22 Daarop ging zij naar buiten, riep haar man en zeide: Zend mij één van de knechten met een ezelin; ik wil mij naar de man Gods spoeden en dan terugkomen.
23 En hij vroeg: Waarom wilt gij vandaag naar hem toegaan? Het is immers geen nieuwe maan of sabbat. Maar zij antwoordde: Wees maar gerust.
24 Toen zij de ezelin gezadeld had, zeide zij tot haar knecht: Drijf ze steeds aan en laat mij zonder ophouden doorrijden, behalve wanneer ik het u zeg.
25 Zo ging zij op weg en kwam bij de man Gods op de berg Karmel. Zodra de man Gods haar op enige afstand zag, zeide hij tot zijn knecht Gechazi: Zie, daar is de Sunamitische.
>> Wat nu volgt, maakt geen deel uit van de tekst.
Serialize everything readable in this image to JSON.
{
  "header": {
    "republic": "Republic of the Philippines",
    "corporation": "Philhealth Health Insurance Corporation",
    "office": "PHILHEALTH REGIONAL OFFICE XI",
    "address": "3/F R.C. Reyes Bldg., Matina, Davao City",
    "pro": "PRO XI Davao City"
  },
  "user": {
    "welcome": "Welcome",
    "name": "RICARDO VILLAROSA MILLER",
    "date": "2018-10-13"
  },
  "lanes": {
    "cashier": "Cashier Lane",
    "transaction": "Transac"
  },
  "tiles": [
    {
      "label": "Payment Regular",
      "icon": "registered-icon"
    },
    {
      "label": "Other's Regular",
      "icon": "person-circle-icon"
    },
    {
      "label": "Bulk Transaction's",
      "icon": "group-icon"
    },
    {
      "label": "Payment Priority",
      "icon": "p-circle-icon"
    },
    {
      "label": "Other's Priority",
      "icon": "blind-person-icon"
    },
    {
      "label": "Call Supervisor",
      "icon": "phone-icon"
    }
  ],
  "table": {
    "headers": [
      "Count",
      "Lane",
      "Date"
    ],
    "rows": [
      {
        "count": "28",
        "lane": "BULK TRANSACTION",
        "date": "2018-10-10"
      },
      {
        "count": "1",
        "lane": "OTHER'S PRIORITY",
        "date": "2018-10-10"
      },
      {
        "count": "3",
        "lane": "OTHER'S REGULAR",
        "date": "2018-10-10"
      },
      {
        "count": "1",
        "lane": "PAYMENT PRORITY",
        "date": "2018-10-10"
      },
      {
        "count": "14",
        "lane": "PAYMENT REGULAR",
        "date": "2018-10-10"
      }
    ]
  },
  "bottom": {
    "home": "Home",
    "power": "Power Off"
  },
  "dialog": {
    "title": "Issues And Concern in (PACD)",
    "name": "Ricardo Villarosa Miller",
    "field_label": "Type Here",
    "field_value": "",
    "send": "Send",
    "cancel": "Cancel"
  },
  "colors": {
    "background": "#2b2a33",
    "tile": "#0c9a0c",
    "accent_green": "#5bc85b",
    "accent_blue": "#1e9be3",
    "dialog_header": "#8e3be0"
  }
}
26 Snel haar dadelijk tegemoet en zeg tot haar: Is het wel met u, met uw man en met het kind? En zij zeide: Alles wel.
27 Toen zij echter bij de man Gods op de berg gekomen was, greep zij zijn voeten; Gechazi trad nader om haar terug te stoten, maar de man Gods zeide: Laat af van haar, want haar ziel is bitter bedroefd, doch de Here heeft het voor mij verborgen gehouden en het mij niet meegedeeld.
28 Toen zeide zij: Heb ik soms mijn heer om een zoon gevraagd? Heb ik niet gezegd: Gij moet mij niet misleiden?